The information is inaccurate not because I want it to be, nor because of sloppy scholarship, but because the information is still coming in, and some of it is going to be wrong. How do you determine when a network program started or stopped? You can check the newspapers and Radio Guide-type publications as a start. How do you handle that information when you find an original recording of a program clearly labeled as being broadcast a year after the show supposedly went off the air? What do you do when the program was heard locally in New York or Cleveland before it became a network show heard all over the country? What’s the date of the show’s last broadcast if it went off the network, ran just in Chicago for two years and then went into syndication around the country and was offered for sale to other radio stations for the next ten years (and then perhaps revived and resold a decade after that)? How do you determine the day of the week a show was on if it was heard on different days in different parts of the country! How can you tell its time of broadcast with four time zones, plus the delayed and repeat broadcasts? Who is the sponsor of the show if the product being advertised was different in varying parts of the country or changed from week to week! How do you spell the name of a performer whose name is mentioned on a program’s closing credits, but who wasn’t important enough to be mentioned in print anywhere? Is his name spelled Steven? Stephen? Stefan? Alan or Allen or Allan? William or Bill? Robert or Bob? Richard or Dick? What should Ira Grossel’s listing be since he was called Jeff Chandler for most of his career, except that one western series when he was billed as “Tex” Chandler? How do you handle Myron Wallace when he starts calling himself Mike Wallace, or when Connee Boswell becomes Connie Boswell? Is an actress’ name spelled Ann or Anne, is Gil Stratton the same actor as Gil Stratton, Jr.? And was Michael Ann Barrett a man or a woman?

It’s easy to ask the above questions; it’s a lot harder to answer them. Obviously, I’ve made decisions and compromises. Much time consuming research was necessary, some of it is bound to be wrong. That’s why this work contains inaccuracies. One final question: how do you spell a name or describe a program when two trusted sources disagree?

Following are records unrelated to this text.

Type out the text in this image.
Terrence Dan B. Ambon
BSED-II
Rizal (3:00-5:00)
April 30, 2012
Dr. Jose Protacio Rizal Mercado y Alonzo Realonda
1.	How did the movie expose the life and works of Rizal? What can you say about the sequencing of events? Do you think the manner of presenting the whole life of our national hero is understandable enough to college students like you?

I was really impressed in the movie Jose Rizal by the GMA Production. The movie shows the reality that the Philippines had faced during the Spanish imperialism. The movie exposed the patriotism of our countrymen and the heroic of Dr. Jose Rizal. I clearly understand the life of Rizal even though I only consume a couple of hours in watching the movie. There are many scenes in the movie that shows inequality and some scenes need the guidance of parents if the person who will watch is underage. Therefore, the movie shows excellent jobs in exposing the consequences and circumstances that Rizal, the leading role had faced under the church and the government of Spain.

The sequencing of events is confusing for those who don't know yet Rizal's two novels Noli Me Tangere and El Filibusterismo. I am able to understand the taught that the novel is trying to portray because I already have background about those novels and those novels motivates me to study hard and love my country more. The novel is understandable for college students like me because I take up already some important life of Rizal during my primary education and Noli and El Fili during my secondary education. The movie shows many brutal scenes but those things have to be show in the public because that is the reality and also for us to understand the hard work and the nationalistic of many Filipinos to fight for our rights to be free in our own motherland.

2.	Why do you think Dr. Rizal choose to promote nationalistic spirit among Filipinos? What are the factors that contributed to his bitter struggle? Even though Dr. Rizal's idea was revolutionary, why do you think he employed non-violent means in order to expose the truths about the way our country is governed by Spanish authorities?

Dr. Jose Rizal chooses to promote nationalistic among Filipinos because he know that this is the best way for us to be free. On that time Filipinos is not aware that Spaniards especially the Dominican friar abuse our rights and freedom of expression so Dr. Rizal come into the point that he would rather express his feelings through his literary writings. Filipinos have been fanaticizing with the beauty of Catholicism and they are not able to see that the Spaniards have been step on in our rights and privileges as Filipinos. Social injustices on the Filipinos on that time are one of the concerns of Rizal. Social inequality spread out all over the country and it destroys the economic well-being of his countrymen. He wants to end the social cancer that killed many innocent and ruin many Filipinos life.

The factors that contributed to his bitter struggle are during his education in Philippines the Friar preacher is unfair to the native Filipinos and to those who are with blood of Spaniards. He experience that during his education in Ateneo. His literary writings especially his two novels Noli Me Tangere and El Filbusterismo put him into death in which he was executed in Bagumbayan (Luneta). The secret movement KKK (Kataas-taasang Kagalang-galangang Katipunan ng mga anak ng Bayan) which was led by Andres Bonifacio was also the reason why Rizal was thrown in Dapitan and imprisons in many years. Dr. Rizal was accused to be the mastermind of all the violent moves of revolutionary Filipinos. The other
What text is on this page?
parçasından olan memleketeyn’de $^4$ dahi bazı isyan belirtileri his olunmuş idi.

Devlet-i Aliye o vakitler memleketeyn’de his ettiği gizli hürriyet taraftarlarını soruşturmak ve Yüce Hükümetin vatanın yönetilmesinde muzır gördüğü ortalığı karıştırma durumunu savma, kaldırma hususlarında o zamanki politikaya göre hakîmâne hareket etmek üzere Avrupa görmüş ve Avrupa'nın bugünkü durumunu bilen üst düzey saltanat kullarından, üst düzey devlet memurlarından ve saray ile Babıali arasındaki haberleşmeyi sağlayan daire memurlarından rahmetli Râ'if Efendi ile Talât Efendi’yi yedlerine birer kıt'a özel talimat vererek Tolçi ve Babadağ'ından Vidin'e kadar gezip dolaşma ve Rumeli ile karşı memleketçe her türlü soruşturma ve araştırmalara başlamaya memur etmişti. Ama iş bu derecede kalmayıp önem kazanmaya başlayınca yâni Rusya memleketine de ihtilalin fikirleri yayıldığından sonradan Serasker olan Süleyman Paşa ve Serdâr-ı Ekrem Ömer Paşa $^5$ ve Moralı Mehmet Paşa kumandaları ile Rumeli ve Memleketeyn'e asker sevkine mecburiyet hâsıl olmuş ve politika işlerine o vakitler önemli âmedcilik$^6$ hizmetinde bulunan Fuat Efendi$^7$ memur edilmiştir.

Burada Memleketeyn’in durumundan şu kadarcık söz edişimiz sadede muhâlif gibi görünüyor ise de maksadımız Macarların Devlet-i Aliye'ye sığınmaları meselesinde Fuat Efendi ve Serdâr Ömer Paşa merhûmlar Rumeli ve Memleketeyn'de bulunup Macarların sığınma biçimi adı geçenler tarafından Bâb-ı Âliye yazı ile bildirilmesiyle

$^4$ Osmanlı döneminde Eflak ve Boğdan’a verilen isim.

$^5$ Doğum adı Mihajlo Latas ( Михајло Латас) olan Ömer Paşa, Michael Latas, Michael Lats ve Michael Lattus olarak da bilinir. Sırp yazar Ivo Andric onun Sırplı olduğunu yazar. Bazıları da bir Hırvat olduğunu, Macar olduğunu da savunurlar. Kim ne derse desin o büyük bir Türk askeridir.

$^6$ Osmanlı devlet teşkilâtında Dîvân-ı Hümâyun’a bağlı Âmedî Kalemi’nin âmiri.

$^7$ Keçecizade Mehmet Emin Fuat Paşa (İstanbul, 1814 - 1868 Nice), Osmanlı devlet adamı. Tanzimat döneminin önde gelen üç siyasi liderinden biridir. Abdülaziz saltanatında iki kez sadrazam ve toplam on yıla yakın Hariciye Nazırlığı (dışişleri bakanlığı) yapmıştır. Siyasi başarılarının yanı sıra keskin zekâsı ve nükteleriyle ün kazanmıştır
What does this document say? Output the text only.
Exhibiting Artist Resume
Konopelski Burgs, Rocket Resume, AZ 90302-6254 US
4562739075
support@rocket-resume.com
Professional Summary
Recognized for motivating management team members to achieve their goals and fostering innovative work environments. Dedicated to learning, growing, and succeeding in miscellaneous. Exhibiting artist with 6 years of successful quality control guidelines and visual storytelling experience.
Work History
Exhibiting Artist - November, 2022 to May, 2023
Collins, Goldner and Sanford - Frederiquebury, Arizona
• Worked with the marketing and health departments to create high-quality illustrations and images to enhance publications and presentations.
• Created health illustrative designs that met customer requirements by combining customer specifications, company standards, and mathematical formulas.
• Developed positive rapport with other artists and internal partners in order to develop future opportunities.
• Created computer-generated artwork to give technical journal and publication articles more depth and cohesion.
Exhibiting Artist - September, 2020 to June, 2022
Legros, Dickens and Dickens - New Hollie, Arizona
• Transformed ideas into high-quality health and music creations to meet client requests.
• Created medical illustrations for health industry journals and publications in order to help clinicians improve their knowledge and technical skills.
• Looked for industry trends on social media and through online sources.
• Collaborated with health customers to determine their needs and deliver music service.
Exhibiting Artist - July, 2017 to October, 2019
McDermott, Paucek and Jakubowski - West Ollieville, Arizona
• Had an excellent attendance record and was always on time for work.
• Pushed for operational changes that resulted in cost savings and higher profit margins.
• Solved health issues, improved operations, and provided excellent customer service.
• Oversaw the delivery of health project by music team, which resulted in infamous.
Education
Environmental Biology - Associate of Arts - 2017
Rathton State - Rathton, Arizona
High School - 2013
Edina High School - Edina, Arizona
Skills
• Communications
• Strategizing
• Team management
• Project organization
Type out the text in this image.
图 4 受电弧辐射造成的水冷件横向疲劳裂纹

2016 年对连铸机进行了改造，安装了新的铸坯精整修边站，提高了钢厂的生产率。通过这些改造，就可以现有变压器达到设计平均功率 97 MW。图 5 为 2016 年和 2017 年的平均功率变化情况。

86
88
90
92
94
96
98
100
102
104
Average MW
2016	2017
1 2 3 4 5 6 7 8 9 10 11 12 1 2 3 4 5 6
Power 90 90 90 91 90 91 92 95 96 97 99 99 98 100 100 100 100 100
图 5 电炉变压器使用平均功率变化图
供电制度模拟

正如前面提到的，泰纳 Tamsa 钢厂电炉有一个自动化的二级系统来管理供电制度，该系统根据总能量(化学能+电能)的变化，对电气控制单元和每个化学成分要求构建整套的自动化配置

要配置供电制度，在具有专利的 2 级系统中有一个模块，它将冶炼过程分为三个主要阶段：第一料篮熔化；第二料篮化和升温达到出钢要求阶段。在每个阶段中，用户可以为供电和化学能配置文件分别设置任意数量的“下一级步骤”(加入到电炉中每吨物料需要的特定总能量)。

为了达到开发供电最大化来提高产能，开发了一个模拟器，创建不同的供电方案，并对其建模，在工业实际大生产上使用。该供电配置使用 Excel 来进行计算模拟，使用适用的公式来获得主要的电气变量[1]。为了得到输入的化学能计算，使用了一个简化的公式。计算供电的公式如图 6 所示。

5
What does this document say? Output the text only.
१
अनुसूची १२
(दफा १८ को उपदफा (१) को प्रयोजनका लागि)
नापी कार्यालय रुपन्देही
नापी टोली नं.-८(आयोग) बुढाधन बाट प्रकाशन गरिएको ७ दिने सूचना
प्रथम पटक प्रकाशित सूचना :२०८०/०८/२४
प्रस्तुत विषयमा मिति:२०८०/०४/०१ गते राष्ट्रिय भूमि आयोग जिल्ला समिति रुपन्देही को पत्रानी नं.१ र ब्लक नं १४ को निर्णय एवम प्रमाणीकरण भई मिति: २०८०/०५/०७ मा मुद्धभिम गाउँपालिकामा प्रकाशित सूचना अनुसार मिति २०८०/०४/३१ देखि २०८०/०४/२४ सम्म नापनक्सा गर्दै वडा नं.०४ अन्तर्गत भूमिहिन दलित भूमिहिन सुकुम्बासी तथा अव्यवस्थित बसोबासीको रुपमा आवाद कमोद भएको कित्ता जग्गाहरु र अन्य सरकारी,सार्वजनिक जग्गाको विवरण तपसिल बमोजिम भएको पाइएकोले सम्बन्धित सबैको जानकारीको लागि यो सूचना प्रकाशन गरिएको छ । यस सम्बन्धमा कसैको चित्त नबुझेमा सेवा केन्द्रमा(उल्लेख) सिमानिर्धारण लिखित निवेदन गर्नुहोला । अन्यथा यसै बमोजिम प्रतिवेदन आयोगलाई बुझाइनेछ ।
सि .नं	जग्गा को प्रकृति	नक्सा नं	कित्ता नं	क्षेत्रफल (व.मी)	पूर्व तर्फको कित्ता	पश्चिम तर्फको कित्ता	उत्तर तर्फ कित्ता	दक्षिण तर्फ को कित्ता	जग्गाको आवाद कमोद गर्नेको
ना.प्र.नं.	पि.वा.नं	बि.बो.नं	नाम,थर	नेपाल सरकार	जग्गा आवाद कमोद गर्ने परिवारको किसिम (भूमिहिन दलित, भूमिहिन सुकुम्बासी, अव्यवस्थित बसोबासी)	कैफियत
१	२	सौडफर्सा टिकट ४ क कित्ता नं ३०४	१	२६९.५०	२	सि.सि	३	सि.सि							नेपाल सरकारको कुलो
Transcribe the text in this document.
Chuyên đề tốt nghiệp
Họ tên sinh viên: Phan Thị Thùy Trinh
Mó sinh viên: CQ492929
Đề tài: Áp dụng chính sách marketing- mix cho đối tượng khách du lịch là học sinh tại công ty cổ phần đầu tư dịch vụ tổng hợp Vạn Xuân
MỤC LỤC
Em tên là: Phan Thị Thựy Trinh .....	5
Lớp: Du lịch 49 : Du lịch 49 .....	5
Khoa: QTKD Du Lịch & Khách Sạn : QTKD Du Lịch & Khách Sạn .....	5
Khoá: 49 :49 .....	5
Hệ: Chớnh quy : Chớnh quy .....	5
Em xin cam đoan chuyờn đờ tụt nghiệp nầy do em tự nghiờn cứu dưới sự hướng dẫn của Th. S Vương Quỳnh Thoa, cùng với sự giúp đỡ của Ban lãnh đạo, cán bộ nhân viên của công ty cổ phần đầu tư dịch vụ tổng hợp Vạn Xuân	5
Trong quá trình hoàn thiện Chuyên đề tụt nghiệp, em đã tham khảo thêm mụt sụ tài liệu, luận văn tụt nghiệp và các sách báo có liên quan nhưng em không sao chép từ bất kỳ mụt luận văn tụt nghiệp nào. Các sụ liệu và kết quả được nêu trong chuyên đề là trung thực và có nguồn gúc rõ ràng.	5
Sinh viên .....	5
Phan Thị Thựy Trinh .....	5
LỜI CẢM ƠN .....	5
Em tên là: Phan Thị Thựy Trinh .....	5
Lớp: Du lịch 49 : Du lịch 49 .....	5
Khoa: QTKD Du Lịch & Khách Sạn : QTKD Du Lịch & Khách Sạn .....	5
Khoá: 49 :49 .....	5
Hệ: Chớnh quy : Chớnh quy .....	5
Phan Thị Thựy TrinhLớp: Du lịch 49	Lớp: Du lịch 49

I encourage readers to help me correct the many errors to be found in this book, both with “program” information and with “people” spelling. Please have some form of documentation beyond “I've always spelled it that way,” or “the show is dated differently in the XYZ catalogue.” My fellow collectors may be as perplexed, stubborn and wrong as I am. I would be most appreciative of those with definite information, and offer them immortality in the “acknowledgments” section of future editions, as well as my gratitude.